В то же самое время распространилось мнение, будто бы небеса не круглые, а это палатка или скиния. Севериан ссылается на Исайю, XL: 22, что Господь "распростер небеса, как тонкую ткань, и раскинул их, как шатер для жилья", и остальные последовали за ним в этой теме. Говоря по правде, Отцы и Доктора Церкви недостаточно интересовались подобными мирскими проблемами, чтобы вникать в детали. Первой всеобъемлющей космологической системой раннего средневековья, предназначенной для замены учений языческих астрономов от Пифагора до Птолемея, была знаменитая Topo- graphica Christiana монаха Космы. Жил он в шестом веке, родился в Александрии и, будучи мореплавателем и торговцем, путешествовал во все концы известного тогда мира, включая Абиссинию, Цейлон и Западную Индию, которая и дала ему прозвище Indicopleustus, путешественник в Индию. После того он стал монахом, и свое великое творение написал в монастыре на Синайском полуострове.

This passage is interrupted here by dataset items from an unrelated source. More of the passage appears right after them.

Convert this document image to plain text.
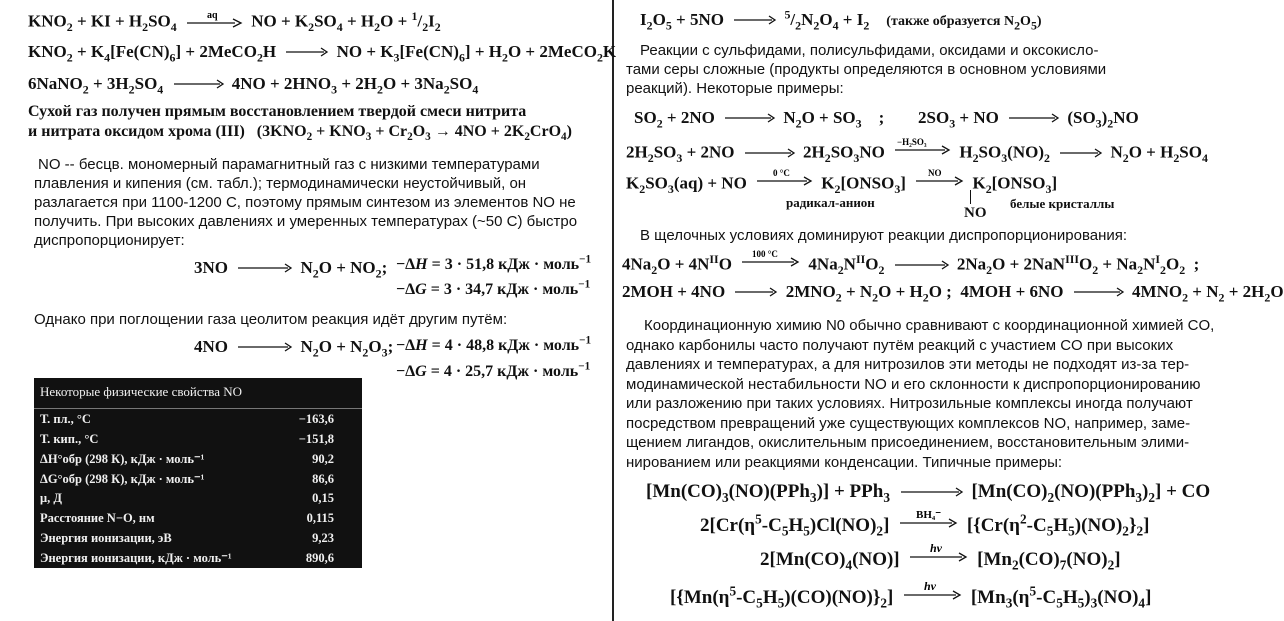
$KNO_2$ + KI + $H_2SO_4$
aq NO + $K_2SO_4 + H_2O + ^1/_2I_2$
$KNO_2 + K_4[Fe(CN)_6]$ + 2MeCO$_2$H → NO + $K_3[Fe(CN)_6] + H_2O$ + 2MeCO$_2$K
6NaNO$_2$ + $3H_2SO_4 \to 4NO + 2HNO_3 + 2H_2O + 3Na_2SO_4$
Сухой газ получен прямым восстановлением твердой смеси нитрита
и нитрата оксидом хрома (III) $(3KNO_2 + KNO_3 + Cr_2O_3 \to 4NO + 2K_2CrO_4)$
NO -- бесцв. мономерный парамагнитный газ с низкими температурами плавления и кипения (см. табл.); термодинамически неустойчивый, он разлагается при 1100-1200 С, поэтому прямым синтезом из элементов NO не получить. При высоких давлениях и умеренных температурах (~50 С) быстро диспропорционирует:
$3NO \to N_2O + NO_2$; −ΔH = 3 · 51,8 кДж · моль$^{-1}$
−ΔG = 3 · 34,7 кДж · моль$^{-1}$
Однако при поглощении газа цеолитом реакция идёт другим путём:
$4NO \to N_2O + N_2O_3$; −ΔH = 4 · 48,8 кДж · моль$^{-1}$
−ΔG = 4 · 25,7 кДж · моль$^{-1}$
Некоторые физические свойства NO	
Т. пл., °С	−163,6
Т. кип., °С	−151,8
ΔH°обр (298 К), кДж · моль⁻¹	90,2
ΔG°обр (298 К), кДж · моль⁻¹	86,6
μ, Д	0,15
Расстояние N−O, нм	0,115
Энергия ионизации, эВ	9,23
Энергия ионизации, кДж · моль⁻¹	890,6
$I_2O_5 + 5NO \to ^5/_2N_2O_4 + I_2$ (также образуется $N_2O_5$)
Реакции с сульфидами, полисульфидами, оксидами и оксокисло-
тами серы сложные (продукты определяются в основном условиями
реакций). Некоторые примеры:
$SO_2 + 2NO \to N_2O + SO_3$ ; $2SO_3$ + NO → $(SO_3)_2NO$
$2H_2SO_3 + 2NO \to 2H_2SO_3NO$
−H₂SO₃
$H_2SO_3(NO)_2 \to N_2O + H_2SO_4$
$K_2SO_3(aq)$ + NO
0 °C
$K_2[ONSO_3]$
NO
$K_2[ONSO_3]$
радикал-анион
NO
белые кристаллы
В щелочных условиях доминируют реакции диспропорционирования:
$4Na_2O + 4N^{II}O$
100 °C
$4Na_2N^{II}O_2 \to 2Na_2O + 2NaN^{III}O_2 + Na_2N^I_2O_2$ ;
$2MOH + 4NO \to 2MNO_2 + N_2O + H_2O$ ; $4MOH + 6NO \to 4MNO_2 + N_2 + 2H_2O$
Координационную химию N0 обычно сравнивают с координационной химией CO,
однако карбонилы часто получают путём реакций с участием CO при высоких
давлениях и температурах, а для нитрозилов эти методы не подходят из-за тер-
модинамической нестабильности NO и его склонности к диспропорционированию
или разложению при таких условиях. Нитрозильные комплексы иногда получают
посредством превращений уже существующих комплексов NO, например, заме-
щением лигандов, окислительным присоединением, восстановительным элими-
нированием или реакциями конденсации. Типичные примеры:
$[Mn(CO)_3(NO)(PPh_3)] + PPh_3 \to [Mn(CO)_2(NO)(PPh_3)_2]$ + CO
$2[Cr(\eta^5-C_5H_5)Cl(NO)_2]$ BH₄⁻ $[\{Cr(\eta^2-C_5H_5)(NO)_2\}_2]$
$2[Mn(CO)_4(NO)]$
hν
$[Mn_2(CO)_7(NO)_2]$
$[\{Mn(\eta^5-C_5H_5)(CO)(NO)\}_2]$
hν
$[Mn_3(\eta^5-C_5H_5)_3(NO)_4]$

Первая из двенадцати книг озаглавлена: "Противу тех, кто, желая признавать христианство, считают и представляют, словно язычники, будто бы небеса круглые". Скиния Завета, описанная в книге Исход, была прямоугольной, с длиной дважды большей ширины; так и Земля имеет ту же форму, размещена Земля продольно с Востока на Запад, в самом низу Вселенной. Она окружена океаном – как стол с храмовыми жертвенными хлебами окружен волнистым бордюром; океан же окружен другой землей, месторасположением Рая и домом человеческим до тех пор, пока Ной не пересек океан; сейчас же земля эта необитаема. С краев этой пустынной внешней земли поднимаются четыре вертикальные плоскости, являющиеся стенками Вселенной. Крыша ее наполовину цилиндрическая; лежит она на северной и южной стенках, по причине чего Вселенная похожа на легкое сводчатое сооружение (из гнутых волнистых металлических листов) или на викторианский походный комод с изогнутой крышкой.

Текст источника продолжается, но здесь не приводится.